Affaire Karachi : un témoin accable le contre-espionnage françaisfr info
Selon un professionnel du renseignement, la Direction de la Surveillance du Territoire (DST) était au courant d'un financement occulte de la campagne d'Edouard Balladur en 1994, mais aussi de la piste financière de l'attentat de Karachi en mai 2002, qui avait coûté la vie à quinze personnes.
Gérard Willing était visiblement très informé. A l'époque des faits qu'il dénonce, il dirigeait une société de renseignement privé. Son témoignage a été écouté avec la plus grande attention par le juge antiterroriste Marc Trévidic, qui l'a interrogé lundi dernier.
Le QG de campagne de Balladur "surveillé"
Selon Gérard Willing, les agents de la DST épiaient avec attention, dans une camionnette, les allers et venues au siège de campagne d'Edouard Balladur. A l'époque, en 1994-1995, le Premier ministre s'était engagé dans la campagne présidentielle, face à Jacques Chirac.
Sous les yeux des espions notamment, le bal des valises d'argent liquide. Ils savaient donc, selon Gérard Willing, que la campagne du candidat était financée grâce à des rétro-commissions liées aux contrats d'armement avec l'Arabie Saoudite et le Pakistan. Une affirmation qu'a toujours réfutée Edouard Balladur. Toujours selon lui, "tous les documents ont été détruits en 2011".

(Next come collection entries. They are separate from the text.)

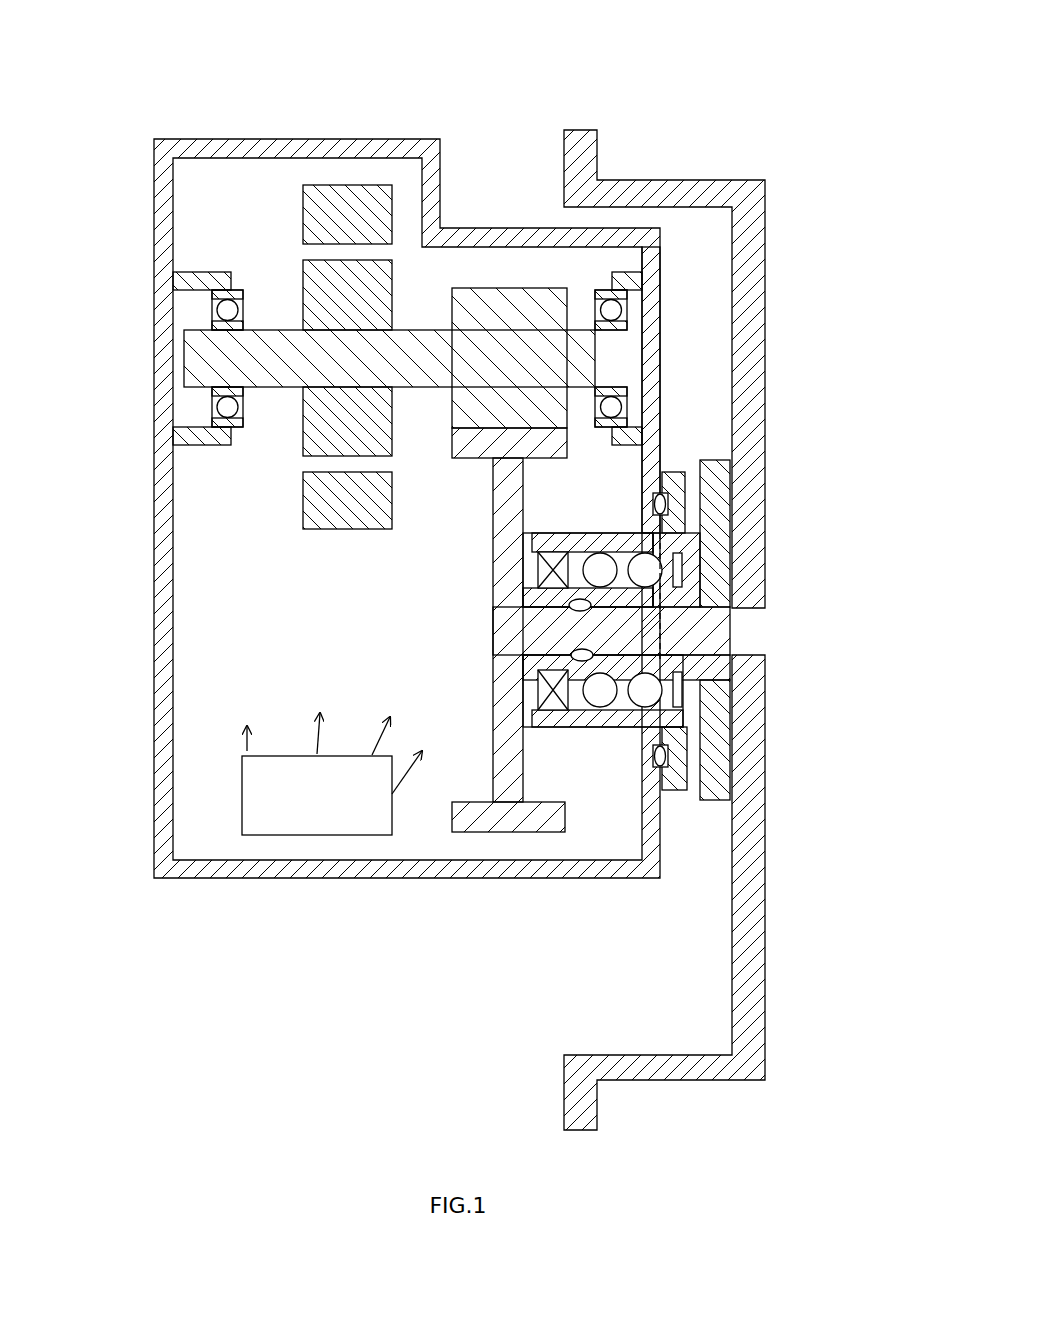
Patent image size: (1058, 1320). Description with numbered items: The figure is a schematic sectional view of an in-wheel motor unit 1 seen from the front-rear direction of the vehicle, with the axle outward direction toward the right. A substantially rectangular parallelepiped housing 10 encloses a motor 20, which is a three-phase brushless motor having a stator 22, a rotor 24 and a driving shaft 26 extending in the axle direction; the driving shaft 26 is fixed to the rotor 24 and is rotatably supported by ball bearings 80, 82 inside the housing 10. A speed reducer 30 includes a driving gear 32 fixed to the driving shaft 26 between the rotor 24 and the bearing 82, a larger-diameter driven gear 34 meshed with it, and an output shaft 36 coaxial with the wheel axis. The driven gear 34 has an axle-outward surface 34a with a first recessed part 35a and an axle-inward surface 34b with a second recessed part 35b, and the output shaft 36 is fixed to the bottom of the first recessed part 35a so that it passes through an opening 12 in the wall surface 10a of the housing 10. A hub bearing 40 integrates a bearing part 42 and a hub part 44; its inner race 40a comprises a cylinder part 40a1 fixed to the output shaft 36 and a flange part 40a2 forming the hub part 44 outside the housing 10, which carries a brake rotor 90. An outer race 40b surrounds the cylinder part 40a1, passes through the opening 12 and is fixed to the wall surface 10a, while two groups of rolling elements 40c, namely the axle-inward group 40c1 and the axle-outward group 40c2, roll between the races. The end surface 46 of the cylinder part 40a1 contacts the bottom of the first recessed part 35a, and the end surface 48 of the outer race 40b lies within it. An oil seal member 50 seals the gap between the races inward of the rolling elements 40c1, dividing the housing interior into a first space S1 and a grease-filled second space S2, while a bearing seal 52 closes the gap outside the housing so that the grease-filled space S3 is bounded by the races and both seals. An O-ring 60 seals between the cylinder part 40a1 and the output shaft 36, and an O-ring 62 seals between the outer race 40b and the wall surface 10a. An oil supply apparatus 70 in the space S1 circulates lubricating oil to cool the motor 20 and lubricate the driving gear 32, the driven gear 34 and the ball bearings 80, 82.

The in-wheel motor unit 1 is at (235, 97).
The housing 10 is at (154, 150).
The wall surface 10a is at (662, 312).
The opening 12 is at (688, 535).
The motor 20 is at (389, 289).
The stator 22 is at (353, 197).
The rotor 24 is at (377, 290).
The driving shaft 26 is at (423, 358).
The speed reducer 30 is at (555, 492).
The driving gear 32 is at (532, 300).
The driven gear 34 is at (555, 630).
The surface 34a is at (567, 447).
The surface 34b is at (452, 440).
The first recessed part 35a is at (537, 462).
The second recessed part 35b is at (470, 458).
The output shaft 36 is at (558, 630).
The hub bearing 40 is at (660, 757).
The inner race 40a is at (701, 727).
The cylinder part 40a1 is at (727, 673).
The flange part 40a2 is at (720, 737).
The outer race 40b is at (552, 723).
The rolling elements 40c is at (601, 689).
The rolling elements 40c1 is at (598, 702).
The rolling elements 40c2 is at (645, 695).
The bearing part 42 is at (593, 840).
The hub part 44 is at (715, 803).
The end surface 46 is at (523, 665).
The end surface 48 is at (535, 705).
The oil seal member 50 is at (553, 555).
The bearing seal 52 is at (684, 583).
The O-ring 60 is at (582, 598).
The O-ring 62 is at (680, 472).
The oil supply apparatus 70 is at (293, 820).
The ball bearing 80 is at (227, 293).
The ball bearing 82 is at (640, 278).
The brake rotor 90 is at (755, 278).
The first space S1 is at (227, 572).
The second space S2 is at (712, 557).
The space S3 is at (700, 575).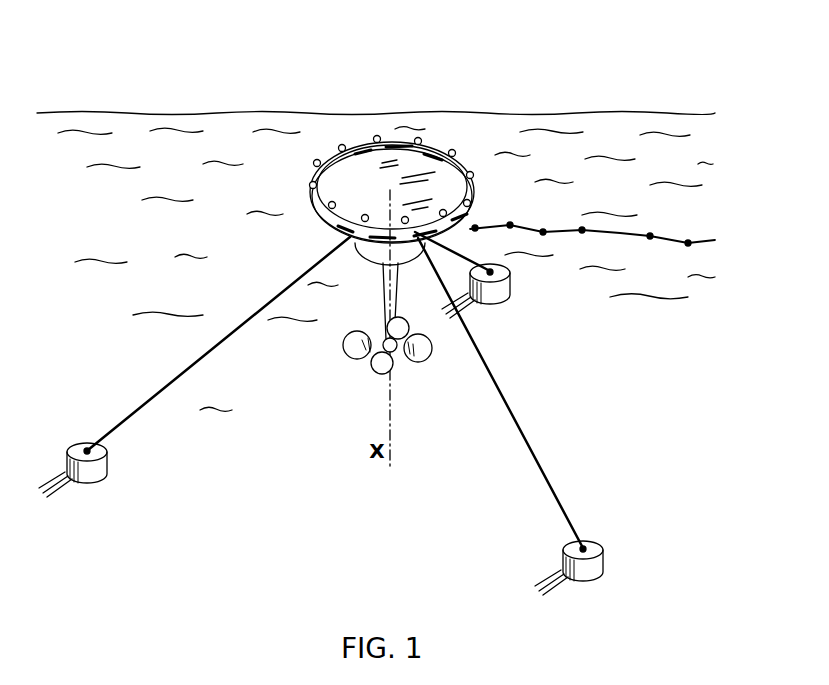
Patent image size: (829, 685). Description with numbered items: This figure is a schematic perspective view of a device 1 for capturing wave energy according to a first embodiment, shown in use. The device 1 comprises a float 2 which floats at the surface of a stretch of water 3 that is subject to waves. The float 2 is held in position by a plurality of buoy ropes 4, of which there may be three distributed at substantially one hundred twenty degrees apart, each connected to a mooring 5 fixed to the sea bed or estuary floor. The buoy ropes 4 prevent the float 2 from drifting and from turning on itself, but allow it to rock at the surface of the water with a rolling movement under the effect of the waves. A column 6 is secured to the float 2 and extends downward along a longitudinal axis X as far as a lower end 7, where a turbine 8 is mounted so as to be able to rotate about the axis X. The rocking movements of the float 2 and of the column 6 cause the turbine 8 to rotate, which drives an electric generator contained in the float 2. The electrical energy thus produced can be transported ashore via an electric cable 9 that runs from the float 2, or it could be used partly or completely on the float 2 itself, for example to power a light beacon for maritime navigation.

The device 1 is at (445, 133).
The float 2 is at (353, 183).
The stretch of water 3 is at (90, 122).
The buoy ropes 4 is at (220, 343).
The moorings 5 is at (100, 475).
The column 6 is at (408, 292).
The lower end 7 is at (380, 330).
The turbine 8 is at (398, 362).
The electric cable 9 is at (640, 218).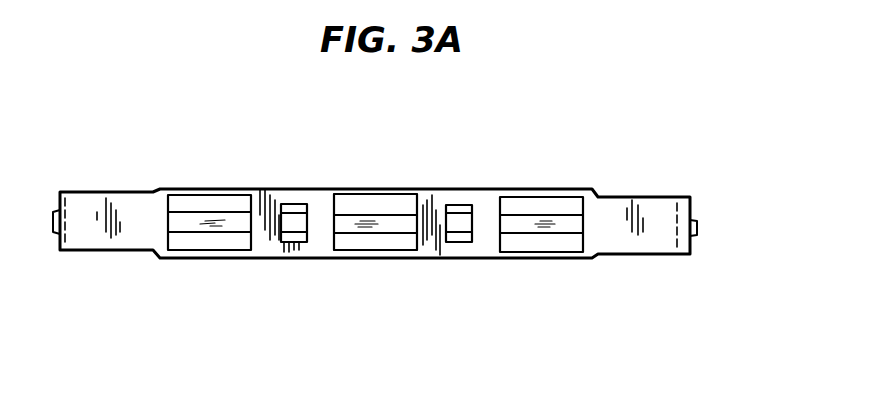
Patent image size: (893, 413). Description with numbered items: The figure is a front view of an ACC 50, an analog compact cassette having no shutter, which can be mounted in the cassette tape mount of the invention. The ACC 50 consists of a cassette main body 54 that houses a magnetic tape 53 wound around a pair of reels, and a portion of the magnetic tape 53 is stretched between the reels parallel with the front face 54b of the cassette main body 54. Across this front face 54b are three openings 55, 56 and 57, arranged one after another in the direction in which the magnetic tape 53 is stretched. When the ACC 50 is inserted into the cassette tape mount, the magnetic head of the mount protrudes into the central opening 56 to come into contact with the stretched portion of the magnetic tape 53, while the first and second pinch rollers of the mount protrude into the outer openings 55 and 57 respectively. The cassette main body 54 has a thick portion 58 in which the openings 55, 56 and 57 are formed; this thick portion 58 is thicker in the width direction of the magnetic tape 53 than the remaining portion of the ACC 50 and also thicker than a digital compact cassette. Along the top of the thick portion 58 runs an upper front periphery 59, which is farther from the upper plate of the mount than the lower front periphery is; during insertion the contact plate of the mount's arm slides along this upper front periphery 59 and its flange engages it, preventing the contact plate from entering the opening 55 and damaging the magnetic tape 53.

The ACC 50 is at (638, 188).
The magnetic tape 53 is at (388, 223).
The cassette main body 54 is at (118, 192).
The front face 54b is at (632, 240).
The opening 55 is at (540, 240).
The opening 56 is at (368, 240).
The opening 57 is at (190, 238).
The thick portion 58 is at (456, 190).
The upper front periphery 59 is at (357, 194).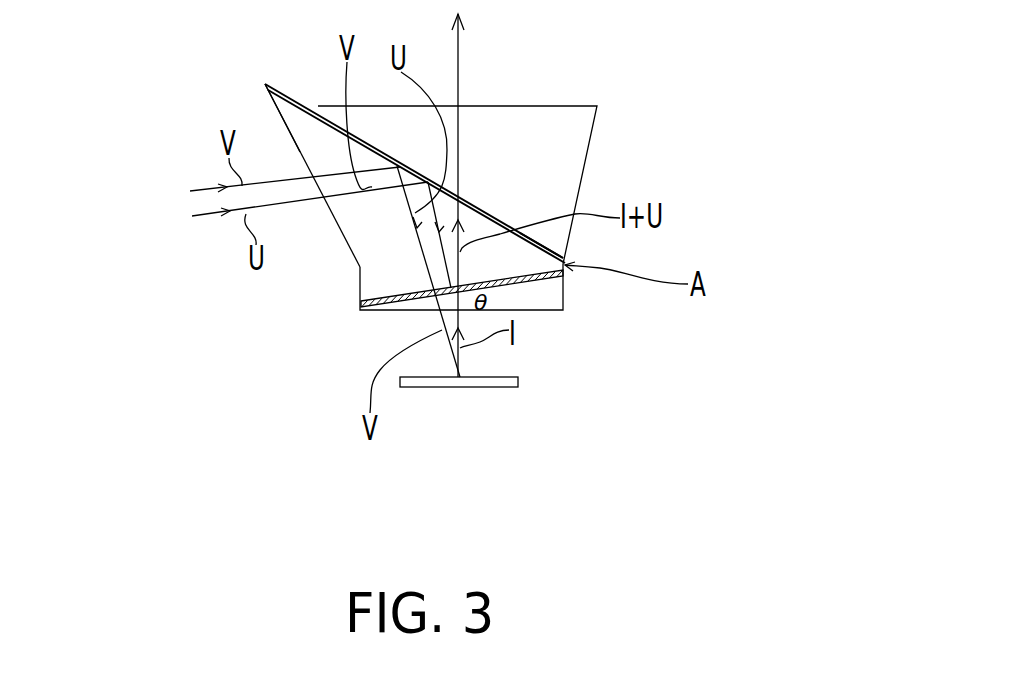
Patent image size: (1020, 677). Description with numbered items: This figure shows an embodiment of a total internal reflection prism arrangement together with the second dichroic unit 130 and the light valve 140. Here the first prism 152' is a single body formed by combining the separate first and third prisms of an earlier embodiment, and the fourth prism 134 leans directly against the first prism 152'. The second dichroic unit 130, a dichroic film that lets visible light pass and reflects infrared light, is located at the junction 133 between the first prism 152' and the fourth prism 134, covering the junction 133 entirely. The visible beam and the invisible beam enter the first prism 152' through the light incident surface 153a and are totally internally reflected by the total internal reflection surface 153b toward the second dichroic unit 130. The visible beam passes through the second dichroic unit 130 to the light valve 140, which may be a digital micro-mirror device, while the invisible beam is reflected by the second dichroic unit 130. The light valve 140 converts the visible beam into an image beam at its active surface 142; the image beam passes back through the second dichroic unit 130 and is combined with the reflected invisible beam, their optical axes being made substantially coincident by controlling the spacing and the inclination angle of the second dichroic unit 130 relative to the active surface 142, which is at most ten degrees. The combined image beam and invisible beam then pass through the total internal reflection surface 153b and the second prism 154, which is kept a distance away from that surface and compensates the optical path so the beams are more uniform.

The second dichroic unit 130 is at (492, 364).
The junction 133 is at (386, 307).
The fourth prism 134 is at (540, 302).
The light valve 140 is at (509, 412).
The active surface 142 is at (501, 369).
The first prism 152' is at (477, 173).
The light incident surface 153a is at (282, 118).
The total internal reflection surface 153b is at (548, 249).
The second prism 154 is at (585, 131).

La piste financière de l'attentat de Karachi
Autre révélation de Gérard Willing : la confirmation de la piste financière de l'attentat de Karachi, en 2002. Cinq jours après la mort de quinze personnes dans l'attaque, le 13 mai, il affirme avoir fait un compte-rendu oral à l'intention de la DST. Il a également rédigé une note destinée au chef du renseignement français, le général Philippe Rondot.
Dans cette note, il évoque "l'hypothèse" que l'attentat ait été commis en représaille après l'arrêt brutal, en 1996, des commissions sur les contrats d'armement. Les fonds auraient été détournés au profit des "amis orientaux du camp chiraquien", après la mise à l'écart des premiers intermédiaires, dont Ziad Takieddine, mis en examen dans le volet financier du dossier. Malgré tout, selon Gérard Willing, "la DST n'a pas tenu compte de sa note".
Un témoin-clé
Le témoignage de Gérard Willing est pris très au sérieux par les enquêteurs, et notamment par le juge Trévidic, qui privilégie depuis qu'il a repris l'enquête en 2007 la thèse du détournement des commissions.
Du côté des victimes, ce pavé dans la mare ne fait que confirmer l'impression de se trouver "au cœur d'une affaire d'Etat". Celui qui prononce ces mots, Gilles Sanson, a survécu à l'attentat de 2002. Il ajoute : "les services français savaient et ont tout caché, ils devront s'expliquer devant la justice".
Autre réaction, celle de Me Olivier Morice, l'un des avocats des familles, qui condamne "l'entrave au plus haut niveau de l'Etat" dans cette affaire.
A la lumière de ce nouveau témoignage, les enquêteurs s'apprêteraient à demander de nouvelles auditions.